I have been in Barcelona for three weeks now and have been having the time of my life. I seriously don’t want to go back. This is one of the most beautiful cities I have ever been to and the weather is amazing (sunny and 60 almost every single day). Whenever you move to a new place you learn a lot of things about that area and the people there, and that increases by 10 when you live abroad, even if it only is for four months. So these are the things that I have learned thus far and my handy tips (about Barcelona specifically).
- “Coffee” in Spain and a lot of other places in Europe is served in a cup that is comparable to a dixie cup and a lot of people will drink five of them a day.
- Always be on the lookout for “specials”. A lot of restaurants that aren’t located in the super touristy areas have deals like coffee and a croissant for one or two euros. They will also have lunch specials during the week that include a drink, entrée, and dessert (or something of the like) for 9-11 euros, and if you see it for more than that they are trying to rip you off.
- Walking really is the best type of transportation. I love walking around this beautiful city that I am temporarily living in and enjoying the sun shining down on me. On my walk to school I get to go by the Sagrada Familia which literally never gets old to look at. Most of the time if I were to take the metro it would only save me a couple of minutes, and I would miss all of the views; plus, walking is way better for you.
- Spanish is not (really) the primary language of Barcelona. I did my research before I came here and knew that a lot of people speak Catalan as well as Spanish. What I didn’t know was that many people prefer the Catalan language to Spanish, and how important it was to learn a few phrases.
- The media way overplays the “conflict” going on over here. Yes, the people of Catalonia would like to declare their independence from Spain. Yes, there are demonstrations once or twice a week. What they don’t tell you is that these demonstrations are not violent. They consist of big crowds getting together with their Catalonia flags and chanting through the streets.

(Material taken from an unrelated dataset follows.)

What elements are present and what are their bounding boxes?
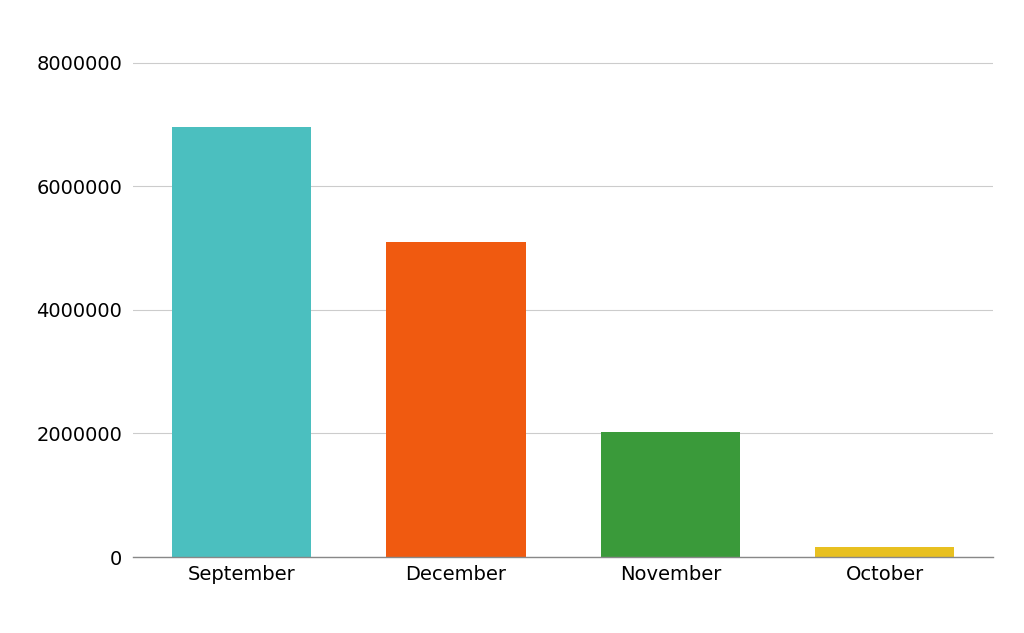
Bar xyxy=(601,432,740,557)
Bar xyxy=(172,127,311,557)
Bar xyxy=(386,242,525,557)
Bar xyxy=(815,546,954,557)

These people love this city and would never do anything to harm it. If there is any violence happening for their independence, it’s happening in Madrid.
- Citymapper is a life saver. I learned of this app after a couple days of being here and it’s better than google maps. It has all the possible ways of transportation in multiple different cities, and gives you a million different ways of getting to one place. It has saved me a couple of different times from getting miserably lost (at least in Barcelona, it didn’t work as great in Paris).

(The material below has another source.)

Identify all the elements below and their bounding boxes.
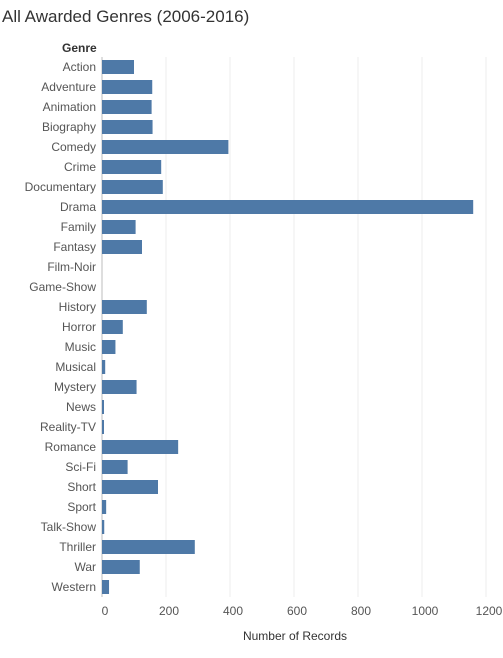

- They REALLY do not like tourists in Barcelona. They even have a special name for them (guiri). A lot of people I know have had run ins with the locals where they get glared at on the metro or a passerby mumbles something at them in Spanish, but if you stay out of their way, try to blend in, and not be the typical “American” you really don’t run into any problems (at least I haven’t).
- They absolutely love it when you speak Spanish to them. I’m pretty bad at this just because I am self conscious about my Spanish, but I have been making myself speak it more recently and you can tell how much they appreciate it. Some people will even thank you for trying to speak their language, even though its covered by a terrible American accent.
- Rarely anything is free here. You seriously have to pay for water and bread. It’s because a lot of people think the tap water is gross (although perfectly safe) so they serve you fancy bottled water. Usually whatever they give you for free (if anything) is something you wouldn’t expect. One time I got served giant chunks of parmesan cheese.
- Last but not least, go somewhere new every day. Whether it’s walking down a new street you haven’t before or going to that little café you’ve been dying to try. Whenever I do this I never regret it because I get to experience more and more of beautiful Barcelona.
All of this doesn’t even come close to everything I’ve learned, but it’s just a couple of insights to give anyone who is reading this something you might learn. It is crazy to think about how much I have learned in three weeks, and how much I am going to learn in three months, especially since I am going to be travelling all over. I honestly can’t wait to see what my future has in store for me.